Speaking of "Black Jesus" - Barack Obama offically became the first African-Amercian candidate for the office of President of the United States. Possibly in a way to cater to disenfranchised women who thought Hillary Clinton deserved the Democrat nomination, Republican presidental hopeful John McCain picked Alaska govenor Sarah Palin as his vice-president/running mate/jerk-off material for neocons everywhere. I could go on about her lack of experience, giving birth to a downs child, and the fact her "abstinence only" method of sex ed led to her 17 year old daughter getting knocked up, but there is one thing I am scared of and that's a woman who knows how to operate powerful firearms:
"This is my rifle, these are my guns/This one's for fighting, these two are for fun..."

But at least American politics are interesting... - Because all signs in Canada point to a federal election happening in mid-October. And unlike our American neighbors, we lack any kind of monumental change in our political leaders (Which is ironic when you consider Canada is like totally open-minded and not full of racists and all that jazz.). The only thing that could make it interesting is the Green Party fighting for a spot in any televised leaders debate, despite the fact their leader doesn't have a seat in Parliament and their only M.P. was a former Liberal who was bribed into the party with the promise of delicious cake. And by "cake" I mean "lots and lots of pot!".

On second thought, I wish Putin was our leader - Russian president/dictator for life Vladimir Putin apparently saved a journalist from a fierce Siberian tiger by wrestling it.
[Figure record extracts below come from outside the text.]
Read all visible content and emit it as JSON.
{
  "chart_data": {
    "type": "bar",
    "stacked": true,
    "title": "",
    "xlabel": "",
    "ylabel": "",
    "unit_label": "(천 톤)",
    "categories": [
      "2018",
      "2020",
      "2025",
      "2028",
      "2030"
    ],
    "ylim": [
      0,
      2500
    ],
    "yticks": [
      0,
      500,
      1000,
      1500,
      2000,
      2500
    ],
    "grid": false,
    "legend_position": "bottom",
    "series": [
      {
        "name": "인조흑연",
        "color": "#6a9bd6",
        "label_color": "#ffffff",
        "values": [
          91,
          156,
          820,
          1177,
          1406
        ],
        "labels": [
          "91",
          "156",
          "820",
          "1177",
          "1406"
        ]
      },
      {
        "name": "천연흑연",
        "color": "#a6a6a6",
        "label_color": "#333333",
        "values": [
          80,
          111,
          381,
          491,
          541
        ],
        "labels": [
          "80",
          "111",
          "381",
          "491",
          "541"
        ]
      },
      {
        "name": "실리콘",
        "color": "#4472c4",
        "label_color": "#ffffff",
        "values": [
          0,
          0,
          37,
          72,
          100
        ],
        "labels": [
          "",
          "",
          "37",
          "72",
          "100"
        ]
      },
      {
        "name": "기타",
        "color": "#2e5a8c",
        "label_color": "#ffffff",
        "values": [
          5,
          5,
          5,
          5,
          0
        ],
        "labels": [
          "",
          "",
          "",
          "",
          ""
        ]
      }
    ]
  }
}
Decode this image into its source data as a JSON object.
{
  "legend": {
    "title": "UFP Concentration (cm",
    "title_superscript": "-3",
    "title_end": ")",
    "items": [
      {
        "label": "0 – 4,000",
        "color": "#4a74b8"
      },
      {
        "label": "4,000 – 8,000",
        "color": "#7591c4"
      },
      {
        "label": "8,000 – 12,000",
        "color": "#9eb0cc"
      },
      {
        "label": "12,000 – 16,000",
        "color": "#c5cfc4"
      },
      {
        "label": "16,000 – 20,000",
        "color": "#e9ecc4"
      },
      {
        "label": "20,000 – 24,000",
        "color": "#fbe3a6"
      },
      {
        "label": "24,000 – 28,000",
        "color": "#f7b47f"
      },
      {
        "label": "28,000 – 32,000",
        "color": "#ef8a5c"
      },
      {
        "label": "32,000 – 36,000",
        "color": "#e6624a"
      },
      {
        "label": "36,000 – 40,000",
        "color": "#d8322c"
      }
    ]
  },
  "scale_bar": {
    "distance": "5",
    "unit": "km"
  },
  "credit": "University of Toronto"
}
Putin is also apparently a real-life judoka (Practitioner of judo.) and I guess fighting tigers is how he passes time in between pWning breakaway former Soviet republics and calling out the U.S. and A.

And some parting words/questions - Amy Winehouse: please just OD already... Miley Cyrus, I don't get you at all or why you are popular... Madonna apparently invoked Godwin's Law on her new tour, probably just to try to remain relevant... And what's a "Kim Kardashian" anyways?